El acopio de la voluminosa información a la luz de una investigación rigurosa y el profundo conocimiento de la problemática planteada, le permitió al autor describir la composición territorial de la Triple Alianza desde su centro rector hasta las regiones sometidas más lejanas, así como su peculiar organización y sus funciones políticas. La estructura misma de la obra lo muestra en el ordenamiento de sus apartados: ” “La estructura tripartita y las categorías territoriales”; “El reino Colhua-Mexica de Tenochtitlan”; “El reino Acolhua-Chichimeca de Tetzcoco”; “El reino Tepaneca de Tlacopan”; “Las regiones sometidas a la Triple Alianza” y “Las entidades territoriales en la organización imperial”.

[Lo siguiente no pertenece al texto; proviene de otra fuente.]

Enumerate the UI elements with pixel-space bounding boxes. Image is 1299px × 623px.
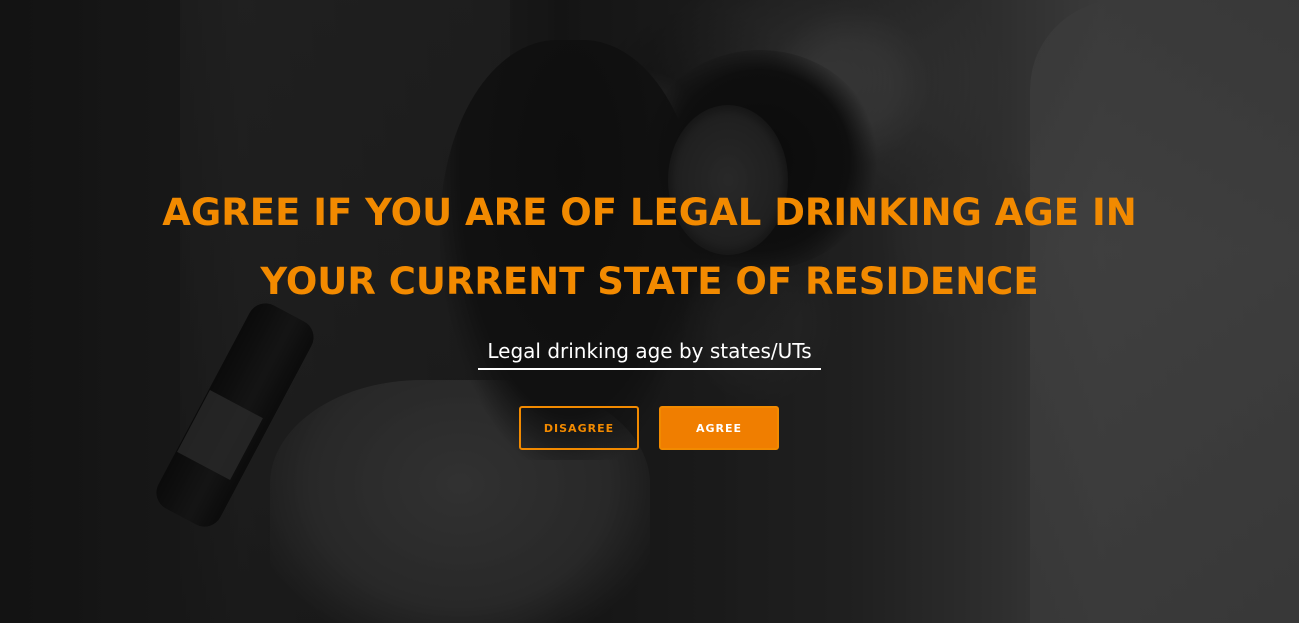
age-gate-content: AGREE IF YOU ARE OF LEGAL DRINKING AGE I… — [0, 0, 1299, 623]
age-gate-headline: AGREE IF YOU ARE OF LEGAL DRINKING AGE I… — [100, 178, 1199, 316]
headline-line-1: AGREE IF YOU ARE OF LEGAL DRINKING AGE I… — [162, 191, 1137, 234]
age-gate-page: AGREE IF YOU ARE OF LEGAL DRINKING AGE I… — [0, 0, 1299, 623]
agree-button[interactable]: AGREE — [659, 406, 779, 450]
headline-line-2: YOUR CURRENT STATE OF RESIDENCE — [260, 260, 1039, 303]
legal-age-info-link[interactable]: Legal drinking age by states/UTs — [478, 336, 821, 370]
disagree-button[interactable]: DISAGREE — [519, 406, 639, 450]
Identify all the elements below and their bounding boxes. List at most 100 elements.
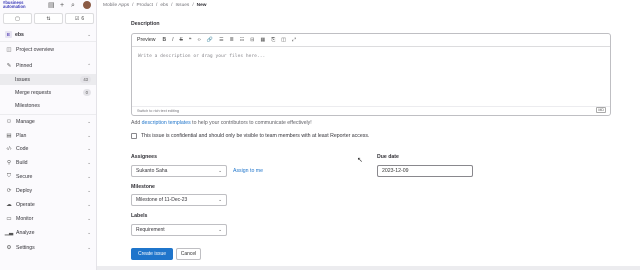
project-switcher[interactable]: E ebs ⌄ [0,29,96,40]
description-templates-link[interactable]: description templates [142,120,191,126]
chevron-down-icon: ⌄ [87,215,91,221]
search-icon[interactable]: ⌕ [71,2,75,9]
user-avatar[interactable] [83,1,91,9]
comment-icon[interactable]: ◫ [281,37,286,43]
confidential-checkbox[interactable] [131,133,137,139]
chevron-down-icon: ⌄ [87,201,91,207]
create-issue-button[interactable]: Create issue [131,248,173,260]
business-automation-logo[interactable]: #business automation [3,0,39,10]
sidebar-item-build[interactable]: ⚲ Build ⌄ [0,157,96,168]
task-list-icon[interactable]: ☷ [240,37,244,43]
milestone-value: Milestone of 11-Dec-23 [136,197,188,203]
hint-prefix: Add [131,120,142,126]
description-editor[interactable]: Preview B I S ❝ ‹› 🔗 ☰ ≣ ☷ ⊟ ▦ ⎘ ◫ ⤢ Wri… [131,33,611,116]
sidebar-item-secure[interactable]: ⛉ Secure ⌄ [0,171,96,182]
due-date-input[interactable]: 2023-12-09 [377,165,473,177]
todo-icon: ☑ [74,15,80,22]
sidebar-item-label: Project overview [16,46,55,53]
breadcrumb-item[interactable]: Product [136,3,153,8]
link-icon[interactable]: 🔗 [207,37,213,43]
code-icon[interactable]: ‹› [198,37,201,43]
project-name: ebs [15,31,24,38]
labels-label: Labels [131,213,148,219]
sidebar-item-monitor[interactable]: ▭ Monitor ⌄ [0,213,96,224]
chevron-down-icon: ⌄ [87,118,91,124]
issues-counter-button[interactable]: ▢ [3,13,32,24]
sidebar-item-settings[interactable]: ⚙ Settings ⌄ [0,242,96,253]
bullet-list-icon[interactable]: ☰ [219,37,223,43]
assignees-value: Sukanto Saha [136,168,168,174]
quote-icon[interactable]: ❝ [189,37,192,43]
chevron-down-icon: ⌄ [87,244,91,250]
plus-icon[interactable]: + [60,2,64,9]
confidential-option[interactable]: This issue is confidential and should on… [131,133,369,139]
issues-count-badge: 43 [80,76,91,83]
merge-requests-counter-button[interactable]: ⇅ [34,13,63,24]
breadcrumb-separator: / [156,3,158,8]
sidebar-item-operate[interactable]: ☁ Operate ⌄ [0,199,96,210]
sidebar-item-deploy[interactable]: ⟳ Deploy ⌄ [0,185,96,196]
breadcrumb-separator: / [171,3,173,8]
shield-icon: ⛉ [6,173,12,179]
preview-tab[interactable]: Preview [137,37,155,43]
description-templates-hint: Add description templates to help your c… [131,120,312,126]
todos-counter-button[interactable]: ☑ 6 [65,13,94,24]
table-icon[interactable]: ▦ [260,37,265,43]
chevron-down-icon: ⌄ [87,159,91,165]
breadcrumb-item[interactable]: Mobile Apps [103,3,129,8]
hint-suffix: to help your contributors to communicate… [190,120,312,126]
breadcrumb-item[interactable]: Issues [175,3,189,8]
sidebar-item-label: Operate [16,201,35,208]
sidebar-item-plan[interactable]: ▤ Plan ⌄ [0,130,96,141]
sidebar-item-merge-requests[interactable]: Merge requests 0 [0,87,96,98]
sidebar-item-label: Plan [16,132,27,139]
code-icon: ‹/› [6,145,12,152]
chevron-down-icon: ⌄ [218,168,222,173]
sidebar-item-label: Deploy [16,187,33,194]
deploy-icon: ⟳ [6,187,12,194]
assign-to-me-link[interactable]: Assign to me [233,168,263,174]
chevron-down-icon: ⌄ [87,145,91,151]
plan-icon: ▤ [6,132,12,139]
sidebar-item-label: Secure [16,173,33,180]
labels-dropdown[interactable]: Requirement ⌄ [131,224,227,236]
sidebar-item-milestones[interactable]: Milestones [0,100,96,111]
confidential-label: This issue is confidential and should on… [141,133,370,139]
markdown-icon: MD [596,107,606,113]
milestone-dropdown[interactable]: Milestone of 11-Dec-23 ⌄ [131,194,227,206]
italic-icon[interactable]: I [172,37,173,43]
bold-icon[interactable]: B [162,37,166,43]
sidebar-item-manage[interactable]: ⚇ Manage ⌄ [0,116,96,127]
cloud-icon: ☁ [6,201,12,208]
assignees-dropdown[interactable]: Sukanto Saha ⌄ [131,165,227,177]
breadcrumb-separator: / [192,3,194,8]
sidebar-item-code[interactable]: ‹/› Code ⌄ [0,143,96,154]
fullscreen-icon[interactable]: ⤢ [292,37,296,43]
sidebar-item-label: Issues [15,76,30,83]
description-textarea-placeholder[interactable]: Write a description or drag your files h… [138,54,265,59]
collapsible-icon[interactable]: ⊟ [250,37,254,43]
sidebar-item-issues[interactable]: Issues 43 [0,74,96,85]
sidebar-item-label: Code [16,145,29,152]
merge-request-icon: ⇅ [46,15,51,22]
breadcrumb-current: New [196,3,207,8]
gear-icon: ⚙ [6,244,12,251]
attach-icon[interactable]: ⎘ [271,37,275,43]
sidebar-item-analyze[interactable]: ▁▃ Analyze ⌄ [0,227,96,238]
cancel-button[interactable]: Cancel [176,248,201,260]
sidebar-toggle-icon[interactable]: ▤ [48,2,55,9]
chevron-down-icon: ⌄ [218,197,222,202]
strikethrough-icon[interactable]: S [179,37,182,43]
sidebar-item-label: Milestones [15,102,40,109]
sidebar-item-pinned[interactable]: ✎ Pinned ⌃ [0,60,96,71]
switch-rich-text-link[interactable]: Switch to rich text editing [132,106,610,115]
mouse-cursor-icon: ↖ [357,157,363,164]
numbered-list-icon[interactable]: ≣ [230,37,234,43]
bottom-scrollbar[interactable] [97,266,640,270]
due-date-label: Due date [377,154,399,160]
labels-value: Requirement [136,227,165,233]
breadcrumb-item[interactable]: ebs [160,3,168,8]
breadcrumb-separator: / [132,3,134,8]
sidebar: #business automation ▤ + ⌕ ▢ ⇅ ☑ 6 E ebs … [0,0,97,270]
sidebar-item-project-overview[interactable]: ◫ Project overview [0,44,96,55]
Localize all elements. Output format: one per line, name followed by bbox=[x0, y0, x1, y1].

En el planteamiento de sus objetivos, el profesor Carrasco aclara que van más allá de la catalogación y localización de lugares conquistados y tributarios. A partir de la estructura general del imperio define los distintos tipos de entidades territoriales que lo constituían y las diferentes condiciones de dominio político y económico en que se hallaban, así como las particulares funciones que desempeñaban en la organización global tripartita.

En la introducción se incluyen otras reflexiones aclaratorias. Al dar preferencia a la segmentación social y a su conexión con la territorialidad, explica que por segmentos se entiende las subdivisiones de una entidad política con jurisdicción, que abarcan generalmente tanto un territorio como una población de características culturales distintivas, cada una de las cuales desempeñan funciones especializadas dentro de la organización total. El territorio de cada segmento puede ser unitario o estar disperso en varias regiones, entreverado con territorios ajenos. La segmentación y el entreveramiento son dos rasgos de la estructura tripartita que contribuían al faccionalismo, causante posible de la integración o desintegración de las unidades territoriales.

En la valoración general de las fuentes empleadas se indica su particular aportación: las etnográficas (Códice Mendocino, las obras de Motolinía, Zorita y Sahagún); de las documentales se consideran las crónicas históricas (entre otras, las de fray Durán y Alvarado Tezozomoc para la historia tenochca y las de Alva Ixtlilxóchitl para Tetzcoco y la formación de la Triple Alianza). Otras fuentes históricas son los llamados anales, los cuales presentan la información cronológica (Anales de Cuauhtitlan, de Tlatelolco, Relaciones de Chimalpahin), algunos de los anales son códices (Códice Telleriano-Remensis y Vaticano Ríos). Otro tipo de fuentes son las listas de conquistas y de los componentes territoriales del imperio (el “Memorial Tetzcocano” de Motolinía; una lista relación de los reyes que había a la llegada de los españoles y la genealogía de los reyes tenochcas). Más adelante, en las diferentes partes de la obra, se presenta un detallado estudio acerca de las fuentes empleadas, la información específica que proporcionan y la comparación de datos entre las mismas.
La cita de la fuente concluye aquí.